Asked by Hatfield MP, Tapiwa Mashakada (MDC-T) to explain if bond notes were the ultimate solution to Zimbabwe’s liquidity crunch, Chinamasa said it was an incentive for exporters, adding they would also address issues of capital flight.

“If we invest $3 million into the market, it will all go through a sieve and we cannot afford that,” he said.

Chinamasa said the International Monetary Fund, World Bank and African Development Bank were not the panacea to Zimbabwe’s economic challenges.

He said the responsibility lay with Zimbabwe to create a conducive environment for both foreign and domestic investment.

Kuwadzana East MP, Nelson Chamisa (MDC-T) asked Chinamasa if there was any guarantee that export earnings in accounts of bond notes would not be externalised.

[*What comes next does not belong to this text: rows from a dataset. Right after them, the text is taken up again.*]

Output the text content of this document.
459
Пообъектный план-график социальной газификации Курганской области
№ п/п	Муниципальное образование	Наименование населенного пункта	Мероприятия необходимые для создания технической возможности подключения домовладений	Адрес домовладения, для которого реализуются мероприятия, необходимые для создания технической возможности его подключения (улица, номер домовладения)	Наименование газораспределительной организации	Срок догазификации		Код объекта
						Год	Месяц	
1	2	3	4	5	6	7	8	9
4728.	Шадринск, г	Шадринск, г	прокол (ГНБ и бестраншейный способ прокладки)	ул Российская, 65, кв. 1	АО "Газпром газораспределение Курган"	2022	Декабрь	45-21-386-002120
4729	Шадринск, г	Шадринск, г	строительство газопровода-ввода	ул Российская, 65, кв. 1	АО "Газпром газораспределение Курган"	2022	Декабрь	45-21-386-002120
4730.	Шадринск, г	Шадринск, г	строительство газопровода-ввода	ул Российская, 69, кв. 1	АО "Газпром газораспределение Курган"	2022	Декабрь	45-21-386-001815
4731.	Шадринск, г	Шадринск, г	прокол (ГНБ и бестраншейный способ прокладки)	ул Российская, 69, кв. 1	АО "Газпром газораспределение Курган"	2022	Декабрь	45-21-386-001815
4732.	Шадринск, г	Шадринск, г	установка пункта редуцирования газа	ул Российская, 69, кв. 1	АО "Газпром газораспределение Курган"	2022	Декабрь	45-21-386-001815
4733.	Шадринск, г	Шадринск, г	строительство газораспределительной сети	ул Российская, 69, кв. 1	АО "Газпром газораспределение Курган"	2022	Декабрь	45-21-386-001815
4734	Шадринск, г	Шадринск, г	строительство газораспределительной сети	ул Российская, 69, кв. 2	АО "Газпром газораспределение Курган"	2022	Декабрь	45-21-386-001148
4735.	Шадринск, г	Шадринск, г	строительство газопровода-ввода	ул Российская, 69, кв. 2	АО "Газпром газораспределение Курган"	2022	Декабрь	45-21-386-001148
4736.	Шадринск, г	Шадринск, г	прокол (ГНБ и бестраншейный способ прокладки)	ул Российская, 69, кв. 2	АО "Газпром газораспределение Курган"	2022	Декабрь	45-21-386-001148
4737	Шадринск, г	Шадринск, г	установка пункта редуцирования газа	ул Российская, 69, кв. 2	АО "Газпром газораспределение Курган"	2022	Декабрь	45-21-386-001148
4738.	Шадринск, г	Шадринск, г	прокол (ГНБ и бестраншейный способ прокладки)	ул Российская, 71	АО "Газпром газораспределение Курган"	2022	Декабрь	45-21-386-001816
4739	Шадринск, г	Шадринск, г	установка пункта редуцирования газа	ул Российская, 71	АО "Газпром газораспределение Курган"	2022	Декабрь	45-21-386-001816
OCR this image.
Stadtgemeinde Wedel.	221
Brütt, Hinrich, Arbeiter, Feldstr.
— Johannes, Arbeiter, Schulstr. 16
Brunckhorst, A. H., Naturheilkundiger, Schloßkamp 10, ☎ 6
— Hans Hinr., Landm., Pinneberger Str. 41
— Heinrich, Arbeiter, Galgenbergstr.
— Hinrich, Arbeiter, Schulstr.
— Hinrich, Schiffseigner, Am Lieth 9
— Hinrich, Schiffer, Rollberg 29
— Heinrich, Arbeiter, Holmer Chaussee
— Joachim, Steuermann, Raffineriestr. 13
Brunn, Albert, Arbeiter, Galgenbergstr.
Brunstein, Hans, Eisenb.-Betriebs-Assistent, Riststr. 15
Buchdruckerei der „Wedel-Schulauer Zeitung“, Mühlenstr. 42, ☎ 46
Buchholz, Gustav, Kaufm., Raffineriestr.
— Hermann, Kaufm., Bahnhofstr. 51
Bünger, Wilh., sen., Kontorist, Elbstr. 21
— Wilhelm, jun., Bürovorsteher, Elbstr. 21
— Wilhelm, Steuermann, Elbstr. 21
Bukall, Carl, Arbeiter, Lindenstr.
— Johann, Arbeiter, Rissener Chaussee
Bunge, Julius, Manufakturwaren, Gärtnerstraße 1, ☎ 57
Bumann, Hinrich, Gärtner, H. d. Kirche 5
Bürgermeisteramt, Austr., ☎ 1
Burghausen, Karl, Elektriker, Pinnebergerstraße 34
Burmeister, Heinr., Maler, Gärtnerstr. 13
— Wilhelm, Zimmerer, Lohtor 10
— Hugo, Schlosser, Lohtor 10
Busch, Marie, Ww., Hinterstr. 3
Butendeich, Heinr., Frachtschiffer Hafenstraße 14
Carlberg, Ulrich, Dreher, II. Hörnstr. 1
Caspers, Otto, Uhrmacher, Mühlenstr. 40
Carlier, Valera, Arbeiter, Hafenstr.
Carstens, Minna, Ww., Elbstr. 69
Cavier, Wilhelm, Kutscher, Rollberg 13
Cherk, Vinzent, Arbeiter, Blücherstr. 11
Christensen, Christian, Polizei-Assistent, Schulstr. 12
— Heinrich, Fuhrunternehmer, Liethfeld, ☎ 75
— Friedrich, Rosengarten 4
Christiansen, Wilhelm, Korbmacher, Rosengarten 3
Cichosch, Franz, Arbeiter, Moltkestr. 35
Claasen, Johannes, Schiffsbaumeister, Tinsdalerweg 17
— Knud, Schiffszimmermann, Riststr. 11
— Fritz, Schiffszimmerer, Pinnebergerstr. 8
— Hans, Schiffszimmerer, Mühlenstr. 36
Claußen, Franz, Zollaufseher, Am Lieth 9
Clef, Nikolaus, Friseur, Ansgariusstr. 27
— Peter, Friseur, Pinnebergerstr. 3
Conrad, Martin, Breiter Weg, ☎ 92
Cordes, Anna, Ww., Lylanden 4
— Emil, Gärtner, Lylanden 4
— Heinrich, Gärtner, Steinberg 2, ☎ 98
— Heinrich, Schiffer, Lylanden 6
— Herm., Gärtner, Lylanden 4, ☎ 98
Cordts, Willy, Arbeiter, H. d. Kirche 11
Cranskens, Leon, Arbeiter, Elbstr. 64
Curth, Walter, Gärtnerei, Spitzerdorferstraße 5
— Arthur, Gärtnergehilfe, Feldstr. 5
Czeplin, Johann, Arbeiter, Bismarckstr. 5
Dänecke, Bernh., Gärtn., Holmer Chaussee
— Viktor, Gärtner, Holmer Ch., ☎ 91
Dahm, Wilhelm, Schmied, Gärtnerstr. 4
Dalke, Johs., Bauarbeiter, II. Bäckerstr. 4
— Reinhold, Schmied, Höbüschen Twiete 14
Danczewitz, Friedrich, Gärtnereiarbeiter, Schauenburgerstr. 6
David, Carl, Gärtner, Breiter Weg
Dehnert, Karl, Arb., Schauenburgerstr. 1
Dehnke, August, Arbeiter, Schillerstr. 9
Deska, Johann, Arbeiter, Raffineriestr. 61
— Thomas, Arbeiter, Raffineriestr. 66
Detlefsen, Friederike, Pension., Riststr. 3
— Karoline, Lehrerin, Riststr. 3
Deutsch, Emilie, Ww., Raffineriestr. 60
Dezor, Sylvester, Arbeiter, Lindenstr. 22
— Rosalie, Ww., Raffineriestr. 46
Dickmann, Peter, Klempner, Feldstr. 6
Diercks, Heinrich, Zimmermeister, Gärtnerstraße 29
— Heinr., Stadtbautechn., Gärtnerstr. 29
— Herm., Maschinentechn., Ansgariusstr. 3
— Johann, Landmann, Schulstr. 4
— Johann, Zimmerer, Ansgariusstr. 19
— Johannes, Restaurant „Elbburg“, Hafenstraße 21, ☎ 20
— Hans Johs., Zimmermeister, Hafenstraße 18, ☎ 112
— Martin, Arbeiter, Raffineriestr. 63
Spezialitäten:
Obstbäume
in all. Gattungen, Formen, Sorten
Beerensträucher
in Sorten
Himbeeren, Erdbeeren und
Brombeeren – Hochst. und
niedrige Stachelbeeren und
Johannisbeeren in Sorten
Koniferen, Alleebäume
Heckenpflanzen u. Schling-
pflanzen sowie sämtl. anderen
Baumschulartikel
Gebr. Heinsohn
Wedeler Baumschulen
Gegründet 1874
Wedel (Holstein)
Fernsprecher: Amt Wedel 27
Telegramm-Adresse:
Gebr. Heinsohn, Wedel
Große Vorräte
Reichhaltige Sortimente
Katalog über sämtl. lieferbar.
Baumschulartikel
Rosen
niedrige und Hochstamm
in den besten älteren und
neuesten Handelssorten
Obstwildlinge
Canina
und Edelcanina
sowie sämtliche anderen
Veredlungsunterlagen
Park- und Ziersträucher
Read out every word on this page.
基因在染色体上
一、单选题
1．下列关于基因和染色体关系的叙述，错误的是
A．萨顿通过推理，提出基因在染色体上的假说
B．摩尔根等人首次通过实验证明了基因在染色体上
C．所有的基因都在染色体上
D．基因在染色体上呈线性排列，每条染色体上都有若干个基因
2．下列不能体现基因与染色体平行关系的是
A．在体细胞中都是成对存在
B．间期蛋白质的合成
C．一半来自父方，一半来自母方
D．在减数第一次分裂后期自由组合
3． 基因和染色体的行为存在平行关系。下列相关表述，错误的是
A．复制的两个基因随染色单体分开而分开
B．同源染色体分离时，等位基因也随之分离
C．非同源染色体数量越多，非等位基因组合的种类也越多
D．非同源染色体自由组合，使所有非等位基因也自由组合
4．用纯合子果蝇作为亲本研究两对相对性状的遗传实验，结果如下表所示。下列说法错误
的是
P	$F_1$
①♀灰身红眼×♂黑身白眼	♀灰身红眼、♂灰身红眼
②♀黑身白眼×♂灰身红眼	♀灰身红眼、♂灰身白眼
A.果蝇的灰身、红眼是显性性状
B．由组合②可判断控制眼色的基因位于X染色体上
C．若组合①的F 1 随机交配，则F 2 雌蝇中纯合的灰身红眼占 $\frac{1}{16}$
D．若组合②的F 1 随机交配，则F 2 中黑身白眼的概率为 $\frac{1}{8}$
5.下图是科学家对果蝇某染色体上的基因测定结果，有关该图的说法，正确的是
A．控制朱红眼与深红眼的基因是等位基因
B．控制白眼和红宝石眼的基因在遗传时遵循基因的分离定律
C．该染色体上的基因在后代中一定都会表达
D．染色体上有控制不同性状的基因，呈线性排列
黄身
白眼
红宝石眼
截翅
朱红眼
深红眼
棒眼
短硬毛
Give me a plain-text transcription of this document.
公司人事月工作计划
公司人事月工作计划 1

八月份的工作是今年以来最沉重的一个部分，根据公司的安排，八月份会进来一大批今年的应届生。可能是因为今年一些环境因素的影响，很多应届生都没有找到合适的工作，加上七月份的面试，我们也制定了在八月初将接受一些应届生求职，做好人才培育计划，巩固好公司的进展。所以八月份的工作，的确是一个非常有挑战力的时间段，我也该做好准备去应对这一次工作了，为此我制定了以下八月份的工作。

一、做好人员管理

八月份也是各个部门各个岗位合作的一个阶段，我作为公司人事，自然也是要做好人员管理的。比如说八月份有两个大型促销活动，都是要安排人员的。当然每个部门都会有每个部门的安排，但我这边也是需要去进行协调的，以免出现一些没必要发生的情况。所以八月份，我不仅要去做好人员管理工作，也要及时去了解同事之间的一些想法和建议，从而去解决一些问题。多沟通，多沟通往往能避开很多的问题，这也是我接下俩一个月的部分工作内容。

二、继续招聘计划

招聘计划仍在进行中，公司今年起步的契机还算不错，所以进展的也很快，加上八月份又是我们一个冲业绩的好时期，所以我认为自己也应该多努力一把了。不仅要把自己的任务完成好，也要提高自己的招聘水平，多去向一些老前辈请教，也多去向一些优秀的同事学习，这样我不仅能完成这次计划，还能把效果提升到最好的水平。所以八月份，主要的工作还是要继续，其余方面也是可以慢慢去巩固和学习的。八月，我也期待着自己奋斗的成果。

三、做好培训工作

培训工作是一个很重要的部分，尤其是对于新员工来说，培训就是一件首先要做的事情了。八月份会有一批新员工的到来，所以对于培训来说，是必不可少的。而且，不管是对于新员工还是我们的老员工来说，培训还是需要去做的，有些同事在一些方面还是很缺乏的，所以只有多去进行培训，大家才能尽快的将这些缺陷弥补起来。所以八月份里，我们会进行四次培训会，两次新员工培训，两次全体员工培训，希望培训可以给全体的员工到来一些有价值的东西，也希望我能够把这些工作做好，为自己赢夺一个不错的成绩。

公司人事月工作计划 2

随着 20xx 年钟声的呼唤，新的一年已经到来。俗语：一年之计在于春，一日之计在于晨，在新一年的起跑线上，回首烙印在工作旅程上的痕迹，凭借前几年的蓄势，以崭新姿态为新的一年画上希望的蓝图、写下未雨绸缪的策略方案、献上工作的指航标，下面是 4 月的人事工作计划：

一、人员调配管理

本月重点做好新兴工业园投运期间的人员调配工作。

“It is like prescribing Norolol (malaria medication) to an HIV-positive patient. Right now, the issue of bond notes is affected by lack of confidence, and how are you going to cure the question of lack of confidence through introduction of bond notes?” Chamisa queried.

Chinamasa said bond notes were not being introduced to build confidence, but to enhance exports and foreign currency.

“We are saying, any foreign currency earned in Zimbabwe, is going to be liberalised in terms of its usage and we are no longer going to allow foreign currency to buy trinkets,” he responded.

Parliament is soon expected to craft the Reserve Bank of Zimbabwe (RBZ) Amendment Bill, which will make provision for the introduction of bond notes.

The august House has already asked for written submissions from the public on the Bill.

But according to the newly-gazetted RBZ Amendment Bill 2016, people who deface bond notes could face imprisonment of up to seven years.